Теперь мы бежали вниз, и с каждым пролетом лестницы я все отчетливей наблюдал то, что невозможно увидеть снизу, когда стоишь задрав голову в толпе туристов, и наивно полагаешь, что прикоснулся к чуду архитектуры, хотя к чуду прикоснуться невозможно. Чудо можно только заслужить. Мы спускались, обгоняя свое дыхание, и я восторженно следил, как предутренний свет все быстрее кружит в хороводе витражей. Внутри внешнего хоровода, составленного из отражений, кружились в танце похоти лемуры, их было наверное несколько тысяч, а танец их отличала веселая бесшабашная ярость, так свойственная нежным креатурам Великого Архитектора, сознающим свою красоту и непрочность. До того я видел их танец лишь дважды, и оба раза оставил там куски памяти, заплатив достаточно высокую цену, и потому не собираюсь делиться адресами с незрячими глупцами, зазубрившими в школе, что материя делится на вещество и поле. В центре хоровода, на могильном полу, куда скоро ударит луч мокрой петербургской зари, куда скоро войдут слепые прихожане, давно утерявшие ключи от своих внутренних дверей, светился бирюзой и охрой ствол Древа, точнее говоря, конечно же не ствол, а одна из миллионов его ветвей, держащих этот нестойкий растерявшийся мир, и там, в прозрачной кварцевой колыбели, спал нагой младенец, одновременно мужского и женского пола, с лицом, укрытым плащаницей, охраняемый стаей волков, так же бегущих по кругу. Я не смогу передать словами музыку, пронизавшую храм, как невозможно передать звук дыхания Земли, как невозможно передать звук, с которым раскрывается семя и лопаются коконы бабочек.

– Демон Сострадания, – застонал нюхач, с болью для себя удерживая поводок, поскольку мне становилось все труднее не пуститься в вакхический хоровод вместе с женскими душами, пляшущими во внешнем круге, – Они не в силах его разбудить, ибо думают, что поскольку бегут с волками Одноглазого, то смогут их когда-то приручить…

– Это невозможно, – согласился я, обняв свободной ладонью рукоять клинка, тут же ощутив, как он изголодался внутри меня по свежей крови, и в следующий миг я нанес удар.

Женщина, спавшая на моем левом плече, открыла глаза и произнесла несколько слов, которые я впрочем, немедленно поймал языком и губами, но для верности перевернул ее на спину, и прикрыл ей глаза ладонью, чтоб она не заметила боль от моей раны, и нежно покрыл ее, и покрыл поцелуями ее равно честную и лживую наготу, и услышал то, что так от нее ждал столько тысяч лет.

– Мне приснился страшный сон, – сказала она, лаская мои маховые перья, – Мне приснилось, что я никогда не проснусь, и мы никогда не встретимся, потому что я не могла отгадать загадку.

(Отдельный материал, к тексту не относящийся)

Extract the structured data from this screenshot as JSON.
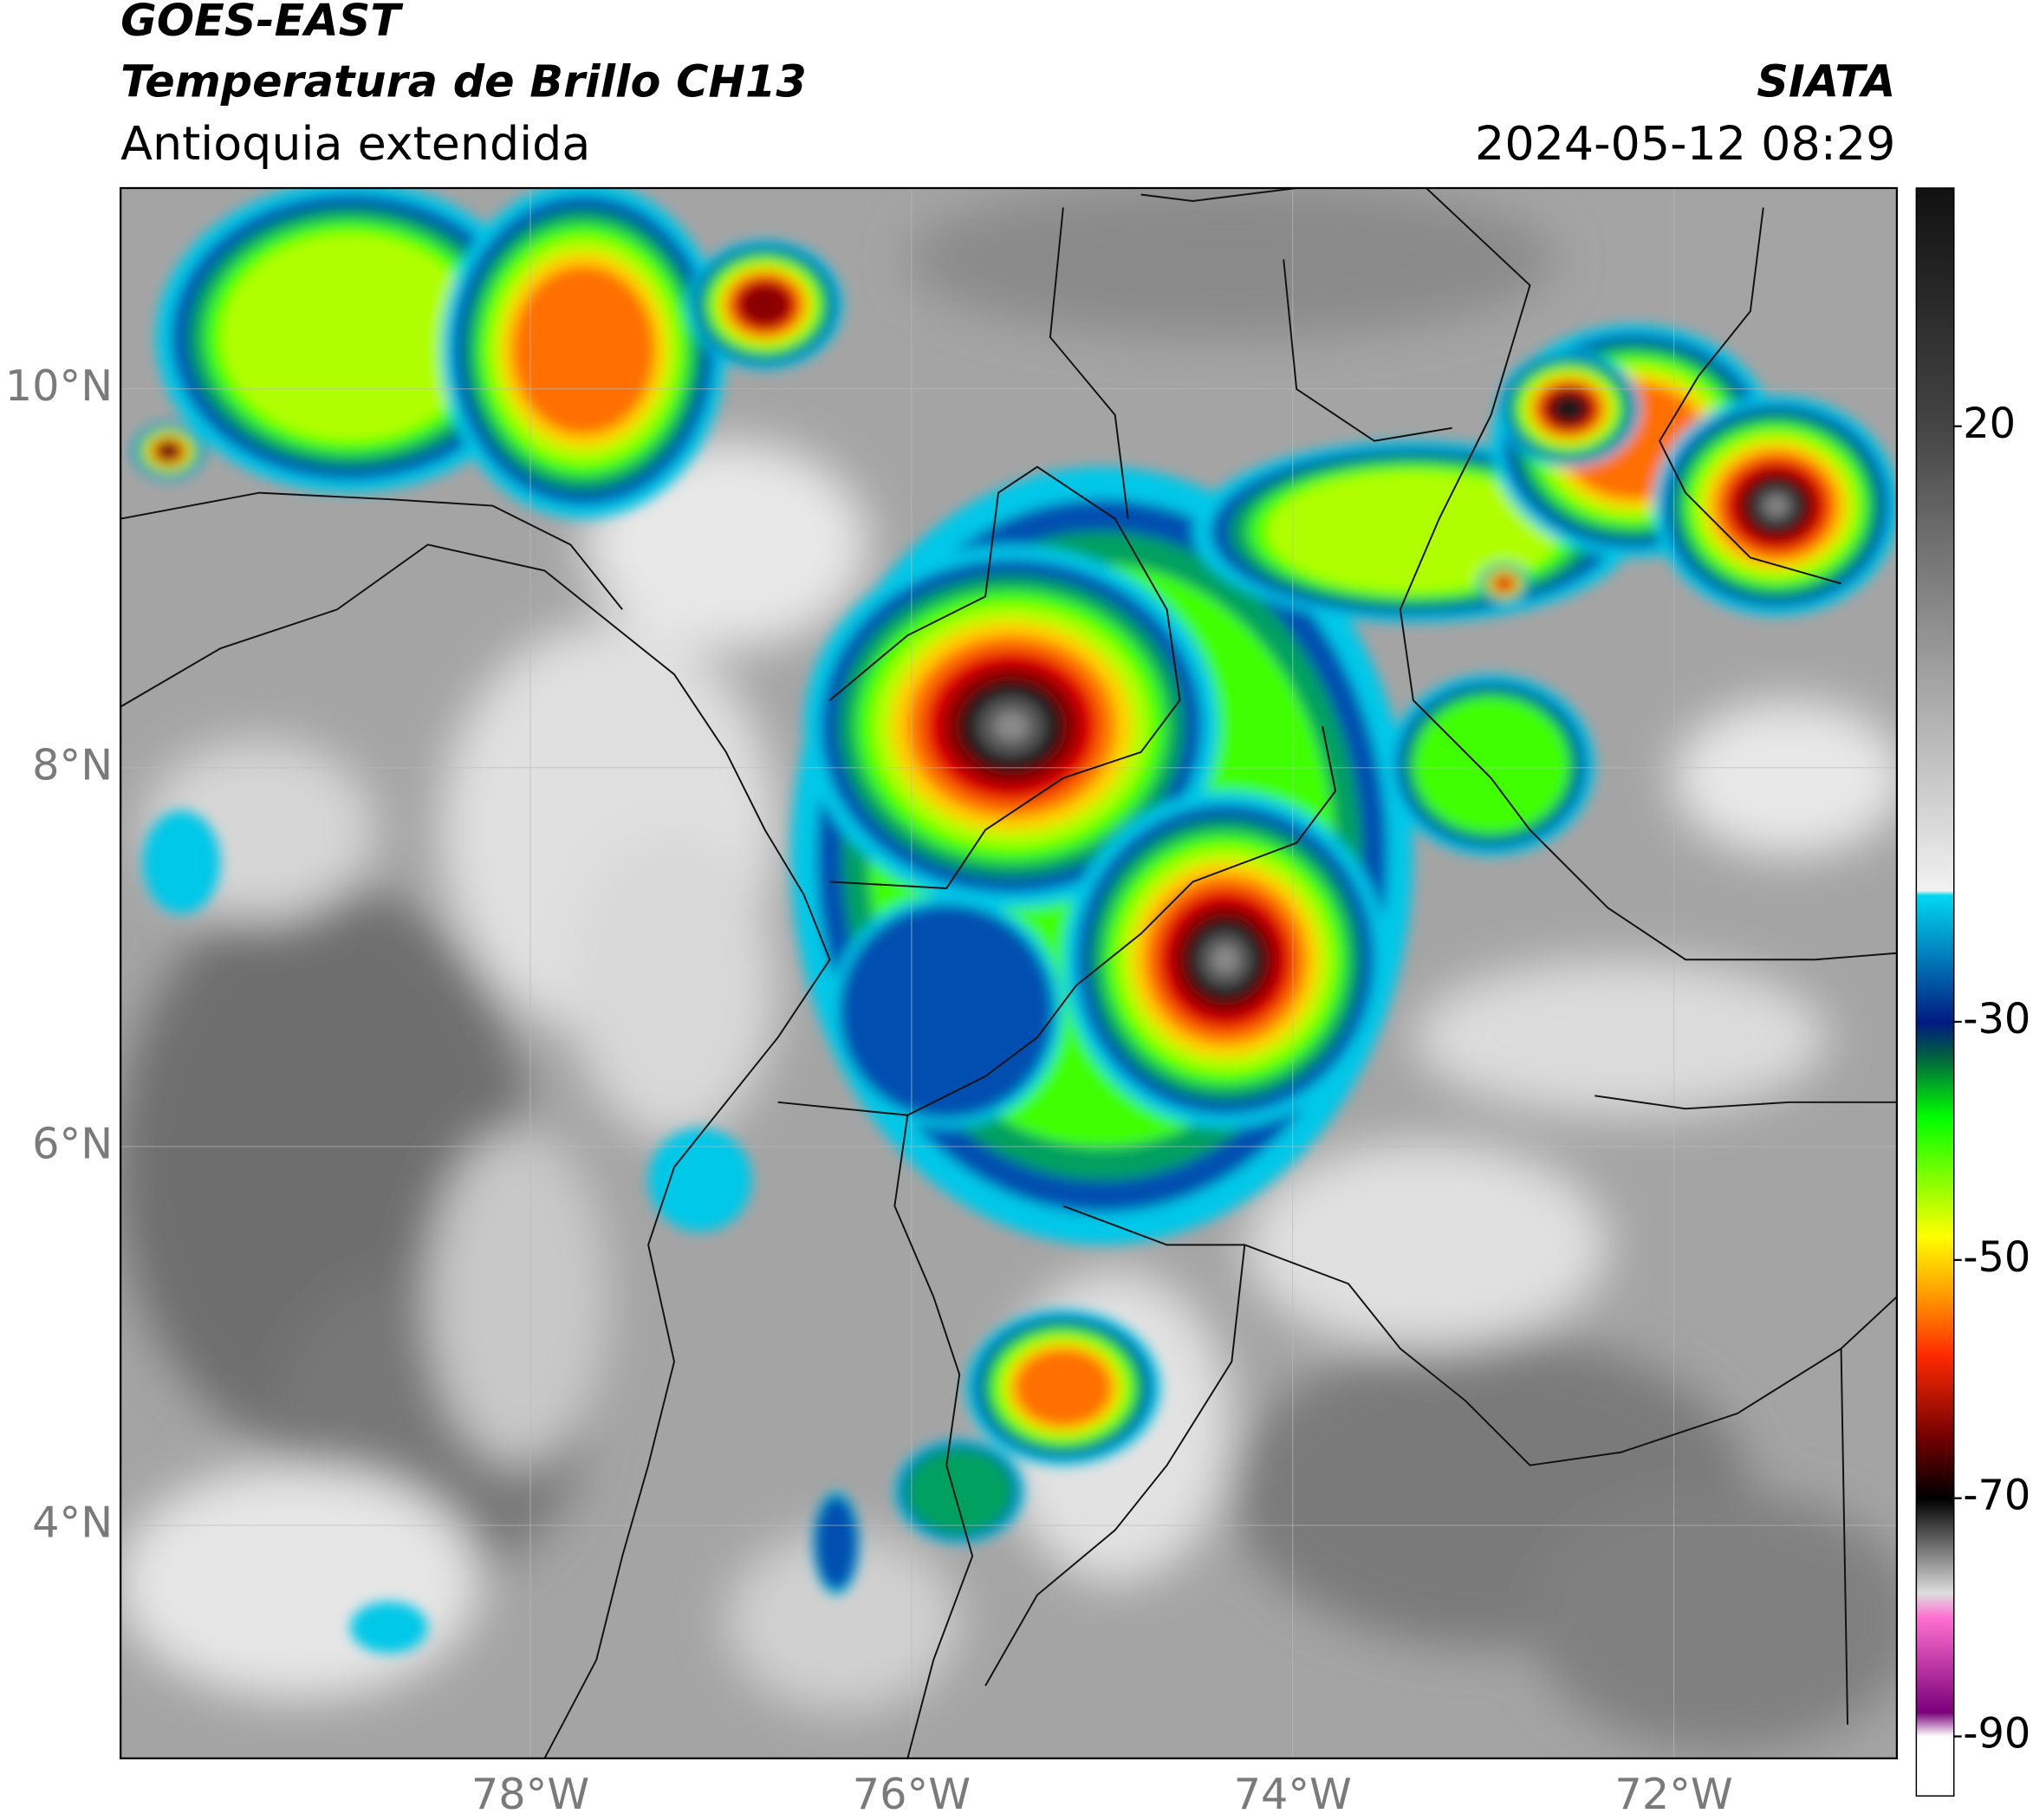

Там было множество женщин, во сне, и все они не знали ответ на вопрос "Что такое человек?", и потому они плакали, и уходили, так и не проснувшись, к мужчинам, которые им не нужны.

 

– Что же такое человек? – со смехом переспросил я, переворачиваясь вместе с ней, купаясь лицом в ее горячей спутанной гриве, хотя ответ был стократ менее важен, чем сам факт того, что она проснулась.

– Человек – это зародыш Бога, – ответила она и я впервые услышал, как распускаются ее крылья.